Those who dislike mathematics should skip to the next post.
Algebra class. 0 = x^2 -11x +30 = (x-5) * (x-6). We are now told that, if the product of two numbers is zero, one of them must be zero. so x-5 or x-6 is zero, and x = 5 or x = 6.
I remember this, and remember thinking, ‘can you prove that?’, but decided it was true, and let it go. At the time.
A few months ago, insomniac, this problem re-presented itself to me, and I decided to attempt a proof. I studied groups/rings/fields in UofT, so I used the axioms of a field to prove the assertion, a*b=0 implies a=0 or b=0, for any field. The proof does not require commutativity of multiplication, so it applies to Hamiltonian Quaternions, as well as to real numbers, rational numbers, algebraic numbers, and integers mod a prime number, and other Fields in the mathematical sense.
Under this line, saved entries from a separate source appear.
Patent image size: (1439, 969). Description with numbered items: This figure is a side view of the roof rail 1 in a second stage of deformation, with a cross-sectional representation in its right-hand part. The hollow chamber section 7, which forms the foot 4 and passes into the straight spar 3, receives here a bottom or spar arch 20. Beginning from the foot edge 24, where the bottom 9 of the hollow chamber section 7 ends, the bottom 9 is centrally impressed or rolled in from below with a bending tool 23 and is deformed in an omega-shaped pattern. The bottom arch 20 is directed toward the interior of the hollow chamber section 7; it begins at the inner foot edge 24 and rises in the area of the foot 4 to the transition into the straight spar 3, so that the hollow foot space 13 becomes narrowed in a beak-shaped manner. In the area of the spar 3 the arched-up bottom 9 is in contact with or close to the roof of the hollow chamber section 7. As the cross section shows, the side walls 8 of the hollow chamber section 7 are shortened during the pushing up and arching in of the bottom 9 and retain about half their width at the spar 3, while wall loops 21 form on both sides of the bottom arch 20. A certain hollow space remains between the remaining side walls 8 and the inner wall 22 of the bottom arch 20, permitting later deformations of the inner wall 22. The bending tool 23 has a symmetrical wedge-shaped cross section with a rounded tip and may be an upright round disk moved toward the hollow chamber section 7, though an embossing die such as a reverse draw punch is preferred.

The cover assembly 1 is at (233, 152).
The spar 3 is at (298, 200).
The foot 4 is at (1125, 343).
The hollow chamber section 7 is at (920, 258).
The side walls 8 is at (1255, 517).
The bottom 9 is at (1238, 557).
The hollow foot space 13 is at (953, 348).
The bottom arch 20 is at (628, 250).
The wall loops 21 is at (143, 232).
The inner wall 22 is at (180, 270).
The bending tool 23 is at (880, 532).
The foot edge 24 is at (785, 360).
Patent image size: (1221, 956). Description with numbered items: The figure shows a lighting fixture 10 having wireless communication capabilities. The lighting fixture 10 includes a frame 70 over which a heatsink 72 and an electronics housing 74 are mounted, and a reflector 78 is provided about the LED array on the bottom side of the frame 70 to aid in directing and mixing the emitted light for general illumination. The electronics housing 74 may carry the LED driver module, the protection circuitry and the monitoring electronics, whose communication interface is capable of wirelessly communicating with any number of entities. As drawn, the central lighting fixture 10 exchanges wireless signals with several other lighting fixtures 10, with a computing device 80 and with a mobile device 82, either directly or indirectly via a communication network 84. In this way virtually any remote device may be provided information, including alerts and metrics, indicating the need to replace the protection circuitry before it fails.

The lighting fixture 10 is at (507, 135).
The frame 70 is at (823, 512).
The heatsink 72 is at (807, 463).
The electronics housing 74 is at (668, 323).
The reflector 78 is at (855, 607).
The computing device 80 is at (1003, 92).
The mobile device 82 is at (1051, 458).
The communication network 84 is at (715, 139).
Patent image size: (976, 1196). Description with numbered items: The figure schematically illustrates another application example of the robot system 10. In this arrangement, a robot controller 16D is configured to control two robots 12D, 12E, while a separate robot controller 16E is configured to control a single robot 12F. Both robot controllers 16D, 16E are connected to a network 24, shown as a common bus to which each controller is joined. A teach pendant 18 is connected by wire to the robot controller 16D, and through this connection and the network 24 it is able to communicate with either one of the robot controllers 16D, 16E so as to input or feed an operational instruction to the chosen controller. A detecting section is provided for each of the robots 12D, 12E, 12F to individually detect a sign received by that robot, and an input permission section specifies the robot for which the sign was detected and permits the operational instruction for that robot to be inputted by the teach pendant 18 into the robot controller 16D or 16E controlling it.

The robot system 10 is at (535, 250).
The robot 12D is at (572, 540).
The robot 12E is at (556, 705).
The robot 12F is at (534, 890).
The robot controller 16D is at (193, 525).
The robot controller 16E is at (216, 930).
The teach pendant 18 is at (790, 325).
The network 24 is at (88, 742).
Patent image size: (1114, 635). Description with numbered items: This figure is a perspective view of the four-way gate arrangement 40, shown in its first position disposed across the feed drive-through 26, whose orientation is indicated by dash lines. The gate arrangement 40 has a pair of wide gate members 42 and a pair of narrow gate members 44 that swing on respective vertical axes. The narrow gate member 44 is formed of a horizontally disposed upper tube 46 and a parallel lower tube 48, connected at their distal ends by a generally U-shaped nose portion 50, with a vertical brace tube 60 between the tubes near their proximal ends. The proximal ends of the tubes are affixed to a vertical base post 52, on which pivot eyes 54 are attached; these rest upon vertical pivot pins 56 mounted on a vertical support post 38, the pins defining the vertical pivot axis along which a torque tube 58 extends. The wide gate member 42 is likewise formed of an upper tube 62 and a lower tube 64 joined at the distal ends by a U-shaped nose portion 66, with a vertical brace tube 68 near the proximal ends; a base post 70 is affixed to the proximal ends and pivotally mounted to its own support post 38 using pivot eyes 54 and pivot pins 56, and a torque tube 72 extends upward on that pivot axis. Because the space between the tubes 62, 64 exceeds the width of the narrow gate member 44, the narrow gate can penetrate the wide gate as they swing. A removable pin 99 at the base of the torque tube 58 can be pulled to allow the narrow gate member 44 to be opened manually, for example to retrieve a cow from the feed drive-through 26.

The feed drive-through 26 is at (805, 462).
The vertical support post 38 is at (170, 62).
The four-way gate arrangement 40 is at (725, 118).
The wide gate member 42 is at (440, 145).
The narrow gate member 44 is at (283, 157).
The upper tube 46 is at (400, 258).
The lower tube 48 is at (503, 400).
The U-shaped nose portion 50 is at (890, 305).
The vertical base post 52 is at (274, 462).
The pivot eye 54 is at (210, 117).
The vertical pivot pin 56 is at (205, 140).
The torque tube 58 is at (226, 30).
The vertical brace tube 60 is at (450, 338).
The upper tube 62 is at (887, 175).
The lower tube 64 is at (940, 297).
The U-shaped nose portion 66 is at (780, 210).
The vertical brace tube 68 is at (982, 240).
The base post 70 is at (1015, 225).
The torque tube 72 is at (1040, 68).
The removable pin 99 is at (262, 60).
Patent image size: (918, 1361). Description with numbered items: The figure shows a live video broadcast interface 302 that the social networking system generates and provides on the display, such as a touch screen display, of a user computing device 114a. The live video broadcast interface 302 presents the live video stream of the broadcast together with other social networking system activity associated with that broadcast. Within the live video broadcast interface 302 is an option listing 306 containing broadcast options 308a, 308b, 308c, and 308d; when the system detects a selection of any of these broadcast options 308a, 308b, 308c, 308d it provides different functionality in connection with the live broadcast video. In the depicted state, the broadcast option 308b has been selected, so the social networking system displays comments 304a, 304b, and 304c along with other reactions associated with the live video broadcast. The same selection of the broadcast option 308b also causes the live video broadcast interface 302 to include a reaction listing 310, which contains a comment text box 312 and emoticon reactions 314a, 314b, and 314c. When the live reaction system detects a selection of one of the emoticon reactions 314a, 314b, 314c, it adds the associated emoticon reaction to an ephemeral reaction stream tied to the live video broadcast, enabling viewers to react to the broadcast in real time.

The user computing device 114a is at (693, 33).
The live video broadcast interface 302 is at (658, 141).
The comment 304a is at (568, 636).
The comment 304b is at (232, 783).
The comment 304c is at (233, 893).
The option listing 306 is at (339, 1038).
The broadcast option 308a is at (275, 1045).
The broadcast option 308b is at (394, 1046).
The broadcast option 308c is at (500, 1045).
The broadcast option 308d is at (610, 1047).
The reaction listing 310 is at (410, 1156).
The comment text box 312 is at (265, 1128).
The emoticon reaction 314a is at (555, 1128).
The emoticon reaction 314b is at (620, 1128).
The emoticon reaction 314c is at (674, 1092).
I will not go into the tedious details of what an ‘operation’ is. It is a mapping from F*F into F. Instead I’ll simply say, a+b is always in F if a and b are, and is always defined and always unique. Similarly, the operation * follows the same rule: a*b is always in F if a and b are, is always defined and is always unique.
The relationship “=” is supposed to be reflexive, symmetric, and transitive. That means, for any a, b, c in F we have: a=a; and a=b and b=c implies a=c; and a=b implies b=a.
Now for the axioms of a field F:
F is a set, and has members. There are operations on its members, which we will write as + and *. These operations work much as you’ve seen numbers add and multiply, but we’ll have abstract axioms that could apply to totally different operations (rotations in space, permutations, et cetera) on different sets holding different members entirely.
Associative law of addition: a + (b + c) = (a + b) + c.
Commutative law of addition: a + b = b + a. (we won’t actually need this if we assume left- and right- identity elements).
Identity element for +: We will write this element as 0 and it has the property that
0 + a = a for all a in F. We can either assume commutativity, or another element 0
with the property a + 0 = a for all a in F. If you consider the value of 0 + 0, depending on which identity element you remove, you prove they are equal.
Inverse element for addition. For all a in F, there is another unique element a say, such that a + a = 0. You can either assume commutativity, or assume a left- and right- additive inverse, and the expression a(left inverse) + a + a(right inverse), with the associative law, can be evaluated to be either inverse. In any case we will from now on write -a for the additive inverse of a. You should remember that b – a is really b + -a. We don’t exactly have subtraction, we have adding the additive inverse.
Multiplication. This runs quite similar to addition with two small twists.
a * b is always defined. a * b = b * a and we won’t actually need this axiom (commutative law of multiplication).
a * (b * c) = (a * b) * c for all a, b, c, in F (associative law of multiplication).
There is an identity element for multiplication, which I will write as 1. It has the property that
1 * a = a for all a in F. Again, we can either assume commutativity or assume both a left-identity and a right-identity and prove they are equal simply by multiplying them together.
So I can write 1 for the multiplication identity element and 0 for the addition identity element without ambiguity.
As in addition, there is a multiplicative inverse for all elements in F except 0.
For any a not zero, there is a unique element z say, such that a * z = 1.
We can either assume commutativity of multiplication, or assume both a left-inverse and a right-inverse, and by evaluating (left-inverse-of-a) * a * (right-inverse-of-a) using the two interpretations given by the associative law for multiplication, and prove the left inverse is the same as the right inverse.
I will write, 1/a for the inverse of a. If I accidentally write b/a, what I really mean is b * 1/a. Again, we have multiplication by the inverse, not division as a new operator.
The second thing unusual about multiplication is, it interacts with addition in a very specific way.
a * (b + c) = (a * b) + (a * c). or, a*(b+c) = a*b + a*c where we ‘read’ the * as happening before the +. This is the distributive law of multiplication over addition.
We are now ready to prove a small lemma we’ll need in a few more lines.
Claim: for any x in F, x * 0 = 0.
Proof: x = x * 1 (multiplicative identity). 1 = 1 + 0 (additive identity 0, special case).
so x = x * 1 = x * (1 + 0) = x * 1 + x * 0 (distributive law). Restating, x = x + x * 0.
Now we add -x to the left of both sides: -x + x = -x + x + x * 0; which gives 0 = x * 0. QED.
Now assume a*b=0. we are to prove a=0 or b=0.
if a=0 we are done. If it does not, we have 1/a such that 1/a * a = 1.
multiply the original equation, a * b = 0, by 1/a on each side. This gives us
1/a * (a * b) = 1/a * 0. By the associative law, the left side equals (1/a * a) * b which is 1 * b or b. The right hand side, by our lemma, is a case of x * 0 and is zero.
So we have, if a * b = 0 and a is not 0, then b = 0. QED.